ובמיתת היבם : מנלן ק"ו ומה אשת איש שהיא בחנק מיתת הבעל מתירתה יבמה שהיא בלאו לא כל שכן
Or the yavam s death. How do we know this?
It can be learned from an all the more so argument: If a married woman, who is [forbidden to others] by the penalty of strangulation, is freed by her husband’s death; then a yevamah, who is [forbidden only] by a negative commandment, is surely [freed by the yavam’s death].
The penalty for regular adultery is execution by strangulation (for both the man and woman). But a woman waiting for yibbum who has sex with another man has transgressed a negative commandment, but it is not penalized with the death penalty. Therefore, the rabbis argue, if the former can remarry at the death of her husband, all the more so can the latter.
מה לאשת איש שכן יוצאה בגט תאמר בזו שאינה יוצאה בגט
As for a married woman, [it may be asked] that is because she goes free by divorce! Will you say [the same] of this one [a yevamah], who does not go free by a divorce?
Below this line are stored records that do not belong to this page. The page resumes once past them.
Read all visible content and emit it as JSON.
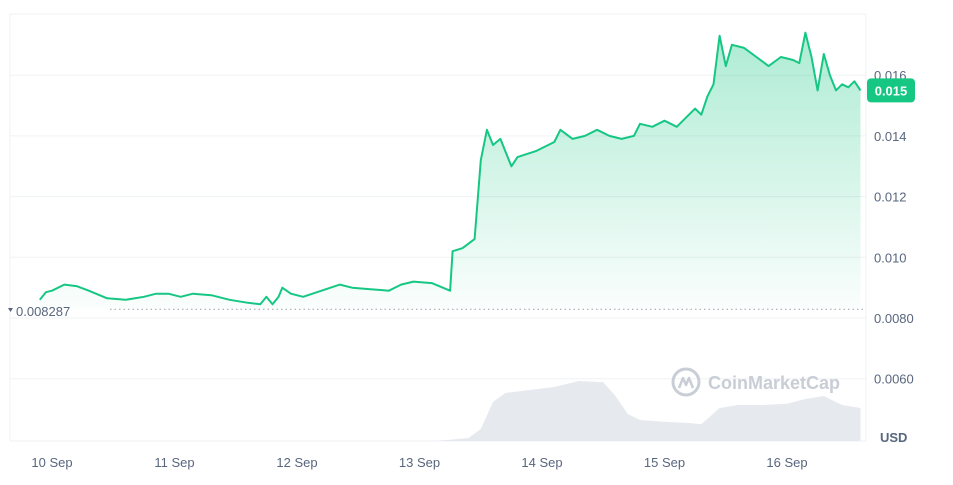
{
  "watermark": {
    "text": "CoinMarketCap"
  },
  "chart_data": {
    "type": "area",
    "currency_label": "USD",
    "current_price_label": "0.015",
    "start_price_label": "0.008287",
    "start_price": 0.008287,
    "ylim": [
      0.0048,
      0.0182
    ],
    "y_ticks": [
      0.006,
      0.008,
      0.01,
      0.012,
      0.014,
      0.016
    ],
    "y_tick_labels": [
      "0.0060",
      "0.0080",
      "0.010",
      "0.012",
      "0.014",
      "0.016"
    ],
    "x_ticks": [
      "10 Sep",
      "11 Sep",
      "12 Sep",
      "13 Sep",
      "14 Sep",
      "15 Sep",
      "16 Sep"
    ],
    "x_range_days": [
      -0.15,
      6.62
    ],
    "grid": true,
    "line_color": "#16c784",
    "price_series": [
      [
        -0.1,
        0.0086
      ],
      [
        -0.05,
        0.00885
      ],
      [
        0.0,
        0.0089
      ],
      [
        0.1,
        0.0091
      ],
      [
        0.2,
        0.00905
      ],
      [
        0.3,
        0.0089
      ],
      [
        0.45,
        0.00865
      ],
      [
        0.6,
        0.0086
      ],
      [
        0.75,
        0.0087
      ],
      [
        0.85,
        0.0088
      ],
      [
        0.95,
        0.0088
      ],
      [
        1.05,
        0.0087
      ],
      [
        1.15,
        0.0088
      ],
      [
        1.3,
        0.00875
      ],
      [
        1.45,
        0.0086
      ],
      [
        1.6,
        0.0085
      ],
      [
        1.7,
        0.00845
      ],
      [
        1.75,
        0.0087
      ],
      [
        1.8,
        0.00845
      ],
      [
        1.85,
        0.0087
      ],
      [
        1.88,
        0.009
      ],
      [
        1.95,
        0.0088
      ],
      [
        2.05,
        0.0087
      ],
      [
        2.2,
        0.0089
      ],
      [
        2.35,
        0.0091
      ],
      [
        2.45,
        0.009
      ],
      [
        2.6,
        0.00895
      ],
      [
        2.75,
        0.0089
      ],
      [
        2.85,
        0.0091
      ],
      [
        2.95,
        0.0092
      ],
      [
        3.1,
        0.00915
      ],
      [
        3.25,
        0.0089
      ],
      [
        3.27,
        0.0102
      ],
      [
        3.35,
        0.0103
      ],
      [
        3.45,
        0.0106
      ],
      [
        3.5,
        0.0132
      ],
      [
        3.55,
        0.0142
      ],
      [
        3.6,
        0.0137
      ],
      [
        3.66,
        0.0139
      ],
      [
        3.7,
        0.0135
      ],
      [
        3.75,
        0.013
      ],
      [
        3.8,
        0.0133
      ],
      [
        3.95,
        0.0135
      ],
      [
        4.1,
        0.0138
      ],
      [
        4.15,
        0.0142
      ],
      [
        4.25,
        0.0139
      ],
      [
        4.35,
        0.014
      ],
      [
        4.45,
        0.0142
      ],
      [
        4.55,
        0.014
      ],
      [
        4.65,
        0.0139
      ],
      [
        4.75,
        0.014
      ],
      [
        4.8,
        0.0144
      ],
      [
        4.9,
        0.0143
      ],
      [
        5.0,
        0.0145
      ],
      [
        5.1,
        0.0143
      ],
      [
        5.15,
        0.0145
      ],
      [
        5.25,
        0.0149
      ],
      [
        5.3,
        0.0147
      ],
      [
        5.35,
        0.0153
      ],
      [
        5.4,
        0.0157
      ],
      [
        5.45,
        0.0173
      ],
      [
        5.5,
        0.0163
      ],
      [
        5.55,
        0.017
      ],
      [
        5.65,
        0.0169
      ],
      [
        5.75,
        0.0166
      ],
      [
        5.85,
        0.0163
      ],
      [
        5.95,
        0.0166
      ],
      [
        6.05,
        0.0165
      ],
      [
        6.1,
        0.0164
      ],
      [
        6.15,
        0.0174
      ],
      [
        6.2,
        0.0166
      ],
      [
        6.25,
        0.0155
      ],
      [
        6.3,
        0.0167
      ],
      [
        6.35,
        0.016
      ],
      [
        6.4,
        0.0155
      ],
      [
        6.45,
        0.0157
      ],
      [
        6.5,
        0.0156
      ],
      [
        6.55,
        0.0158
      ],
      [
        6.6,
        0.0155
      ]
    ],
    "volume_series": [
      [
        -0.1,
        0.0
      ],
      [
        3.1,
        0.0
      ],
      [
        3.25,
        0.02
      ],
      [
        3.4,
        0.05
      ],
      [
        3.5,
        0.2
      ],
      [
        3.6,
        0.65
      ],
      [
        3.7,
        0.8
      ],
      [
        3.9,
        0.85
      ],
      [
        4.1,
        0.9
      ],
      [
        4.3,
        1.0
      ],
      [
        4.5,
        0.98
      ],
      [
        4.6,
        0.75
      ],
      [
        4.7,
        0.45
      ],
      [
        4.8,
        0.35
      ],
      [
        5.0,
        0.32
      ],
      [
        5.2,
        0.3
      ],
      [
        5.3,
        0.28
      ],
      [
        5.45,
        0.55
      ],
      [
        5.6,
        0.6
      ],
      [
        5.8,
        0.6
      ],
      [
        6.0,
        0.62
      ],
      [
        6.15,
        0.7
      ],
      [
        6.3,
        0.75
      ],
      [
        6.45,
        0.6
      ],
      [
        6.6,
        0.55
      ]
    ]
  }
}
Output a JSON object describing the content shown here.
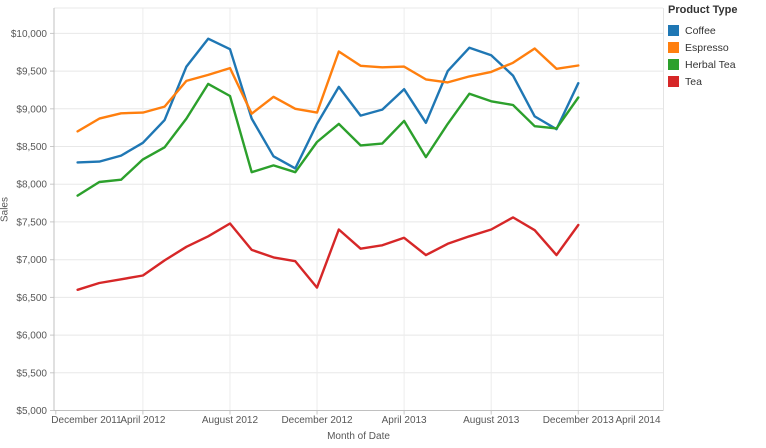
{
  "legend": {
    "title": "Product Type",
    "items": [
      {
        "label": "Coffee",
        "color": "#1F77B4"
      },
      {
        "label": "Espresso",
        "color": "#FF7F0E"
      },
      {
        "label": "Herbal Tea",
        "color": "#2CA02C"
      },
      {
        "label": "Tea",
        "color": "#D62728"
      }
    ]
  },
  "axes": {
    "y_title": "Sales",
    "x_title": "Month of Date",
    "y_tick_labels": [
      "$5,000",
      "$5,500",
      "$6,000",
      "$6,500",
      "$7,000",
      "$7,500",
      "$8,000",
      "$8,500",
      "$9,000",
      "$9,500",
      "$10,000"
    ],
    "x_tick_labels": [
      "December 2011",
      "April 2012",
      "August 2012",
      "December 2012",
      "April 2013",
      "August 2013",
      "December 2013",
      "April 2014"
    ]
  },
  "chart_data": {
    "type": "line",
    "title": "",
    "xlabel": "Month of Date",
    "ylabel": "Sales",
    "ylim": [
      5000,
      10340
    ],
    "xlim_months": [
      "December 2011",
      "May 2014"
    ],
    "grid": true,
    "legend_position": "right",
    "x": [
      "Jan 2012",
      "Feb 2012",
      "Mar 2012",
      "Apr 2012",
      "May 2012",
      "Jun 2012",
      "Jul 2012",
      "Aug 2012",
      "Sep 2012",
      "Oct 2012",
      "Nov 2012",
      "Dec 2012",
      "Jan 2013",
      "Feb 2013",
      "Mar 2013",
      "Apr 2013",
      "May 2013",
      "Jun 2013",
      "Jul 2013",
      "Aug 2013",
      "Sep 2013",
      "Oct 2013",
      "Nov 2013",
      "Dec 2013"
    ],
    "series": [
      {
        "name": "Coffee",
        "color": "#1F77B4",
        "values": [
          8290,
          8300,
          8380,
          8550,
          8850,
          9560,
          9930,
          9790,
          8870,
          8370,
          8210,
          8800,
          9290,
          8910,
          8990,
          9260,
          8815,
          9500,
          9810,
          9710,
          9440,
          8900,
          8730,
          9340
        ]
      },
      {
        "name": "Espresso",
        "color": "#FF7F0E",
        "values": [
          8700,
          8870,
          8940,
          8950,
          9030,
          9370,
          9450,
          9540,
          8935,
          9160,
          9000,
          8950,
          9760,
          9570,
          9550,
          9560,
          9390,
          9350,
          9430,
          9490,
          9610,
          9800,
          9530,
          9575
        ]
      },
      {
        "name": "Herbal Tea",
        "color": "#2CA02C",
        "values": [
          7850,
          8030,
          8060,
          8330,
          8490,
          8870,
          9330,
          9170,
          8160,
          8250,
          8160,
          8560,
          8800,
          8515,
          8540,
          8840,
          8360,
          8800,
          9200,
          9100,
          9050,
          8770,
          8740,
          9150
        ]
      },
      {
        "name": "Tea",
        "color": "#D62728",
        "values": [
          6600,
          6690,
          6740,
          6790,
          6990,
          7170,
          7310,
          7480,
          7130,
          7030,
          6980,
          6630,
          7400,
          7145,
          7190,
          7290,
          7060,
          7210,
          7310,
          7400,
          7560,
          7390,
          7060,
          7460
        ]
      }
    ]
  }
}
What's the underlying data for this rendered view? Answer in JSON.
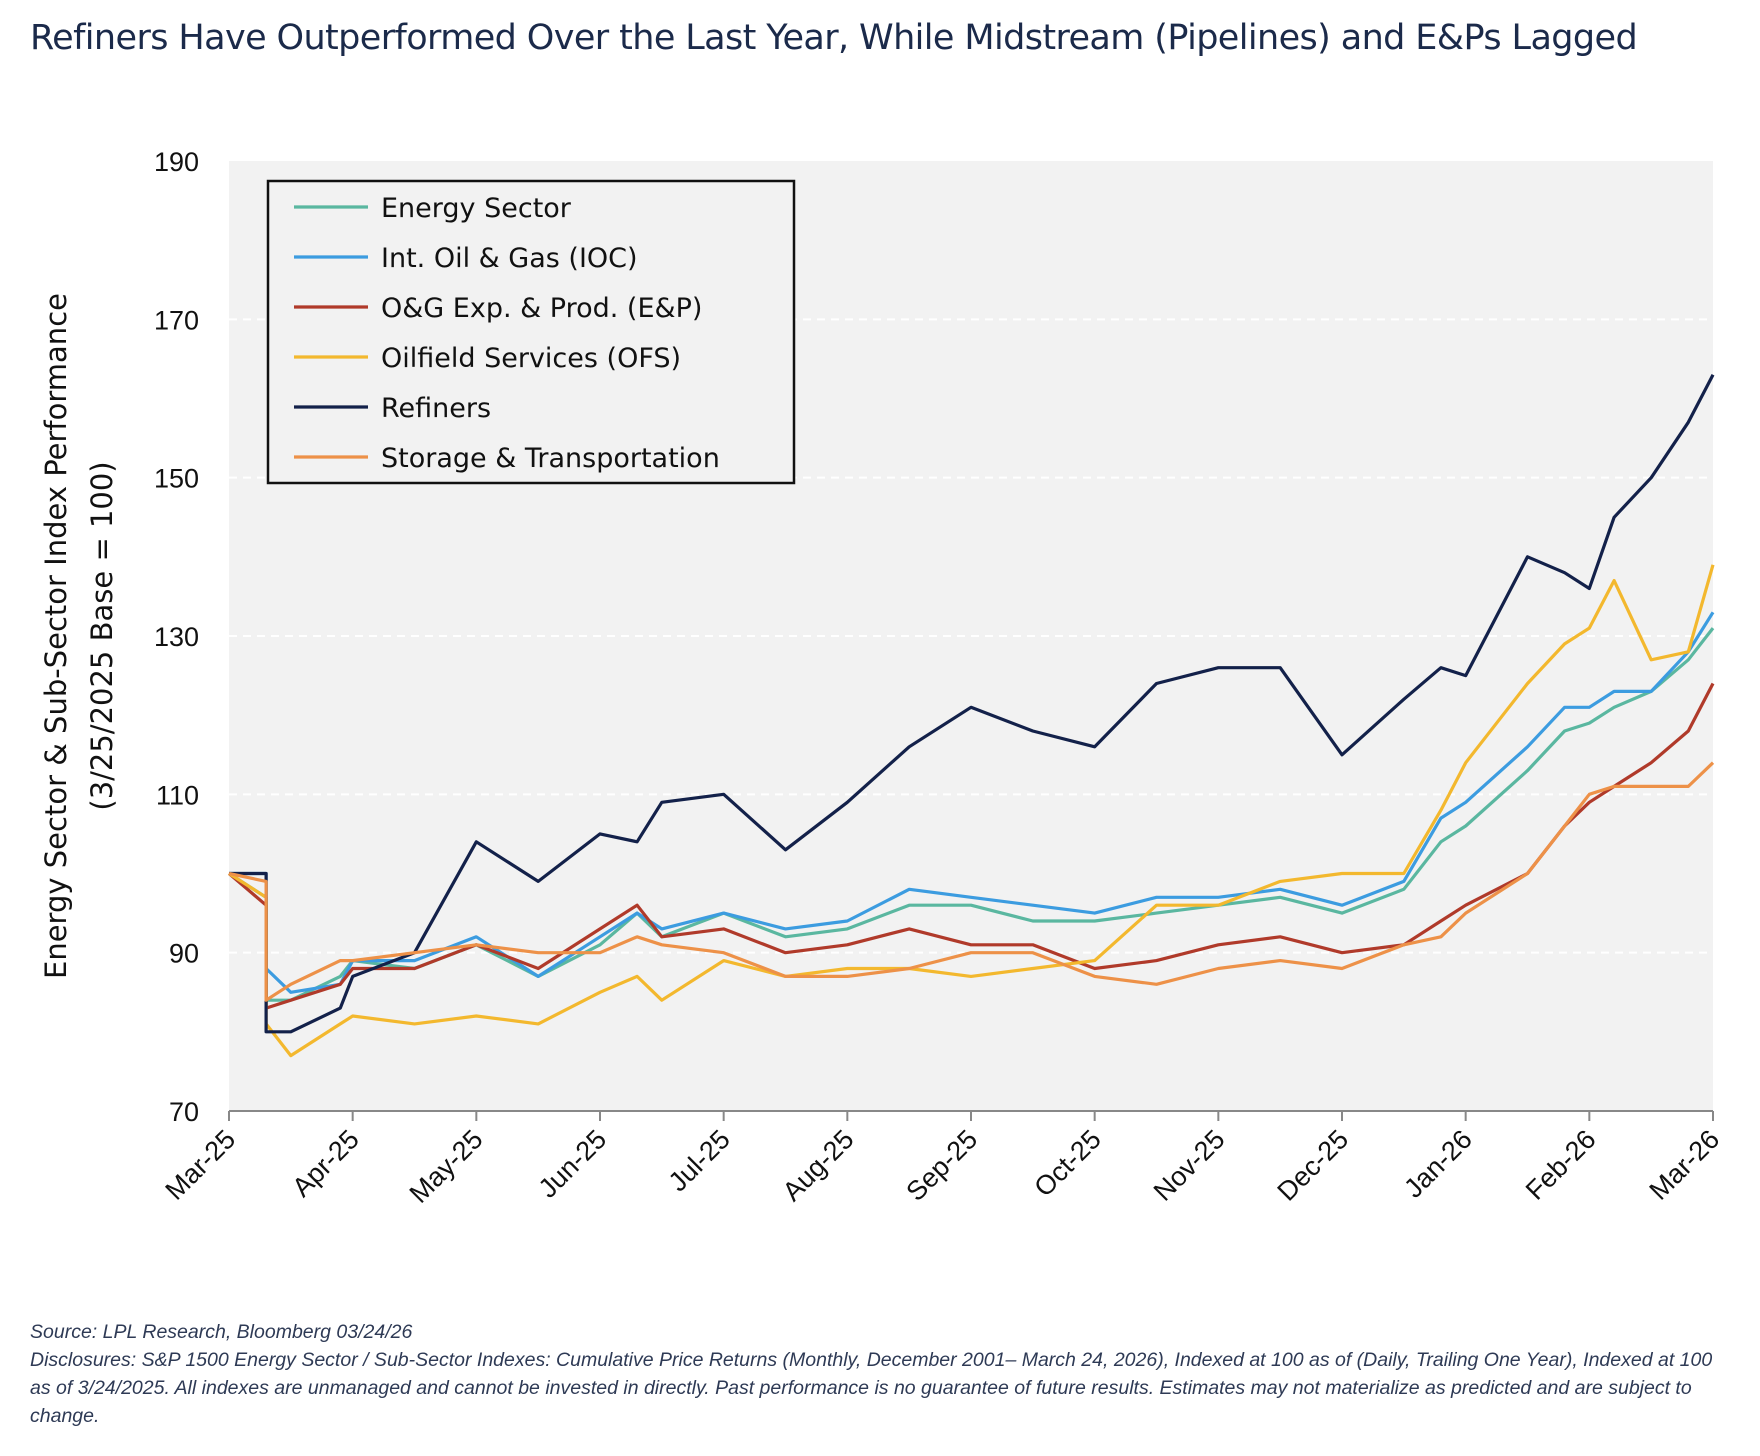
{
  "title": "Refiners Have Outperformed Over the Last Year, While Midstream (Pipelines) and E&Ps Lagged",
  "footnotes": {
    "source": "Source: LPL Research, Bloomberg 03/24/26",
    "disclosures": "Disclosures: S&P 1500 Energy Sector / Sub-Sector Indexes: Cumulative Price Returns (Monthly, December 2001– March 24, 2026), Indexed at 100 as of (Daily, Trailing One Year), Indexed at 100 as of 3/24/2025. All indexes are unmanaged and cannot be invested in directly. Past performance is no guarantee of future results. Estimates may not materialize as predicted and are subject to change."
  },
  "chart_data": {
    "type": "line",
    "ylabel_line1": "Energy Sector & Sub-Sector Index Performance",
    "ylabel_line2": "(3/25/2025 Base = 100)",
    "xlabel": "",
    "ylim": [
      70,
      190
    ],
    "yticks": [
      70,
      90,
      110,
      130,
      150,
      170,
      190
    ],
    "xlim": [
      0,
      12
    ],
    "xticks": [
      "Mar-25",
      "Apr-25",
      "May-25",
      "Jun-25",
      "Jul-25",
      "Aug-25",
      "Sep-25",
      "Oct-25",
      "Nov-25",
      "Dec-25",
      "Jan-26",
      "Feb-26",
      "Mar-26"
    ],
    "grid": "horizontal-dashed",
    "legend_position": "top-left",
    "plot_background": "#f2f2f2",
    "series": [
      {
        "name": "Energy Sector",
        "color": "#5ab7a0",
        "points": [
          [
            0,
            100
          ],
          [
            0.3,
            97
          ],
          [
            0.3,
            84
          ],
          [
            0.5,
            84
          ],
          [
            0.9,
            87
          ],
          [
            1,
            89
          ],
          [
            1.5,
            88
          ],
          [
            2,
            91
          ],
          [
            2.5,
            87
          ],
          [
            3,
            91
          ],
          [
            3.3,
            95
          ],
          [
            3.5,
            92
          ],
          [
            4,
            95
          ],
          [
            4.5,
            92
          ],
          [
            5,
            93
          ],
          [
            5.5,
            96
          ],
          [
            6,
            96
          ],
          [
            6.5,
            94
          ],
          [
            7,
            94
          ],
          [
            7.5,
            95
          ],
          [
            8,
            96
          ],
          [
            8.5,
            97
          ],
          [
            9,
            95
          ],
          [
            9.5,
            98
          ],
          [
            9.8,
            104
          ],
          [
            10,
            106
          ],
          [
            10.5,
            113
          ],
          [
            10.8,
            118
          ],
          [
            11,
            119
          ],
          [
            11.2,
            121
          ],
          [
            11.5,
            123
          ],
          [
            11.8,
            127
          ],
          [
            12,
            131
          ]
        ]
      },
      {
        "name": "Int. Oil & Gas (IOC)",
        "color": "#3c9ce0",
        "points": [
          [
            0,
            100
          ],
          [
            0.3,
            100
          ],
          [
            0.3,
            88
          ],
          [
            0.5,
            85
          ],
          [
            0.9,
            86
          ],
          [
            1,
            89
          ],
          [
            1.5,
            89
          ],
          [
            2,
            92
          ],
          [
            2.5,
            87
          ],
          [
            3,
            92
          ],
          [
            3.3,
            95
          ],
          [
            3.5,
            93
          ],
          [
            4,
            95
          ],
          [
            4.5,
            93
          ],
          [
            5,
            94
          ],
          [
            5.5,
            98
          ],
          [
            6,
            97
          ],
          [
            6.5,
            96
          ],
          [
            7,
            95
          ],
          [
            7.5,
            97
          ],
          [
            8,
            97
          ],
          [
            8.5,
            98
          ],
          [
            9,
            96
          ],
          [
            9.5,
            99
          ],
          [
            9.8,
            107
          ],
          [
            10,
            109
          ],
          [
            10.5,
            116
          ],
          [
            10.8,
            121
          ],
          [
            11,
            121
          ],
          [
            11.2,
            123
          ],
          [
            11.5,
            123
          ],
          [
            11.8,
            128
          ],
          [
            12,
            133
          ]
        ]
      },
      {
        "name": "O&G Exp. & Prod. (E&P)",
        "color": "#b03a2a",
        "points": [
          [
            0,
            100
          ],
          [
            0.3,
            96
          ],
          [
            0.3,
            83
          ],
          [
            0.5,
            84
          ],
          [
            0.9,
            86
          ],
          [
            1,
            88
          ],
          [
            1.5,
            88
          ],
          [
            2,
            91
          ],
          [
            2.5,
            88
          ],
          [
            3,
            93
          ],
          [
            3.3,
            96
          ],
          [
            3.5,
            92
          ],
          [
            4,
            93
          ],
          [
            4.5,
            90
          ],
          [
            5,
            91
          ],
          [
            5.5,
            93
          ],
          [
            6,
            91
          ],
          [
            6.5,
            91
          ],
          [
            7,
            88
          ],
          [
            7.5,
            89
          ],
          [
            8,
            91
          ],
          [
            8.5,
            92
          ],
          [
            9,
            90
          ],
          [
            9.5,
            91
          ],
          [
            9.8,
            94
          ],
          [
            10,
            96
          ],
          [
            10.5,
            100
          ],
          [
            10.8,
            106
          ],
          [
            11,
            109
          ],
          [
            11.2,
            111
          ],
          [
            11.5,
            114
          ],
          [
            11.8,
            118
          ],
          [
            12,
            124
          ]
        ]
      },
      {
        "name": "Oilfield Services (OFS)",
        "color": "#f3b82e",
        "points": [
          [
            0,
            100
          ],
          [
            0.3,
            97
          ],
          [
            0.3,
            81
          ],
          [
            0.5,
            77
          ],
          [
            0.9,
            81
          ],
          [
            1,
            82
          ],
          [
            1.5,
            81
          ],
          [
            2,
            82
          ],
          [
            2.5,
            81
          ],
          [
            3,
            85
          ],
          [
            3.3,
            87
          ],
          [
            3.5,
            84
          ],
          [
            4,
            89
          ],
          [
            4.5,
            87
          ],
          [
            5,
            88
          ],
          [
            5.5,
            88
          ],
          [
            6,
            87
          ],
          [
            6.5,
            88
          ],
          [
            7,
            89
          ],
          [
            7.5,
            96
          ],
          [
            8,
            96
          ],
          [
            8.5,
            99
          ],
          [
            9,
            100
          ],
          [
            9.5,
            100
          ],
          [
            9.8,
            108
          ],
          [
            10,
            114
          ],
          [
            10.5,
            124
          ],
          [
            10.8,
            129
          ],
          [
            11,
            131
          ],
          [
            11.2,
            137
          ],
          [
            11.5,
            127
          ],
          [
            11.8,
            128
          ],
          [
            12,
            139
          ]
        ]
      },
      {
        "name": "Refiners",
        "color": "#13214a",
        "points": [
          [
            0,
            100
          ],
          [
            0.3,
            100
          ],
          [
            0.3,
            80
          ],
          [
            0.5,
            80
          ],
          [
            0.9,
            83
          ],
          [
            1,
            87
          ],
          [
            1.5,
            90
          ],
          [
            2,
            104
          ],
          [
            2.5,
            99
          ],
          [
            3,
            105
          ],
          [
            3.3,
            104
          ],
          [
            3.5,
            109
          ],
          [
            4,
            110
          ],
          [
            4.5,
            103
          ],
          [
            5,
            109
          ],
          [
            5.5,
            116
          ],
          [
            6,
            121
          ],
          [
            6.5,
            118
          ],
          [
            7,
            116
          ],
          [
            7.5,
            124
          ],
          [
            8,
            126
          ],
          [
            8.5,
            126
          ],
          [
            9,
            115
          ],
          [
            9.5,
            122
          ],
          [
            9.8,
            126
          ],
          [
            10,
            125
          ],
          [
            10.5,
            140
          ],
          [
            10.8,
            138
          ],
          [
            11,
            136
          ],
          [
            11.2,
            145
          ],
          [
            11.5,
            150
          ],
          [
            11.8,
            157
          ],
          [
            12,
            163
          ]
        ]
      },
      {
        "name": "Storage & Transportation",
        "color": "#ed9148",
        "points": [
          [
            0,
            100
          ],
          [
            0.3,
            99
          ],
          [
            0.3,
            84
          ],
          [
            0.5,
            86
          ],
          [
            0.9,
            89
          ],
          [
            1,
            89
          ],
          [
            1.5,
            90
          ],
          [
            2,
            91
          ],
          [
            2.5,
            90
          ],
          [
            3,
            90
          ],
          [
            3.3,
            92
          ],
          [
            3.5,
            91
          ],
          [
            4,
            90
          ],
          [
            4.5,
            87
          ],
          [
            5,
            87
          ],
          [
            5.5,
            88
          ],
          [
            6,
            90
          ],
          [
            6.5,
            90
          ],
          [
            7,
            87
          ],
          [
            7.5,
            86
          ],
          [
            8,
            88
          ],
          [
            8.5,
            89
          ],
          [
            9,
            88
          ],
          [
            9.5,
            91
          ],
          [
            9.8,
            92
          ],
          [
            10,
            95
          ],
          [
            10.5,
            100
          ],
          [
            10.8,
            106
          ],
          [
            11,
            110
          ],
          [
            11.2,
            111
          ],
          [
            11.5,
            111
          ],
          [
            11.8,
            111
          ],
          [
            12,
            114
          ]
        ]
      }
    ]
  }
}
The Talmud argues that a married woman is different from a yevamah because the former goes out through divorce whereas the latter does not.
הא נמי יוצאה בחליצה
She too is freed by halitzah.
The Talmud responds that the yevamah also has another means of being released from marraige halitzah.
אלא מה לאשת איש שכן אוסרה מתירה
Rather as for a married woman, that is because he who binds her frees her!
A married woman goes out at the death of her husband because he is the one who married her. But the yavam is not the one who married her. So how can his death free her?
אמר רב אשי הא נמי אוסרה מתירה יבם אוסרה יבם שרי לה
R. Ashi said: In her case too, he who binds her frees her: the yavam binds her, the yavam frees her.
R. Ashi points out that the yavam does in a sense bind her had there not been any yavam, she would have gone free at the death of her husband. So the comparison is valid just as a regular wife goes free at the death of her husband, so too the yevamah goes free at the death of her yavam.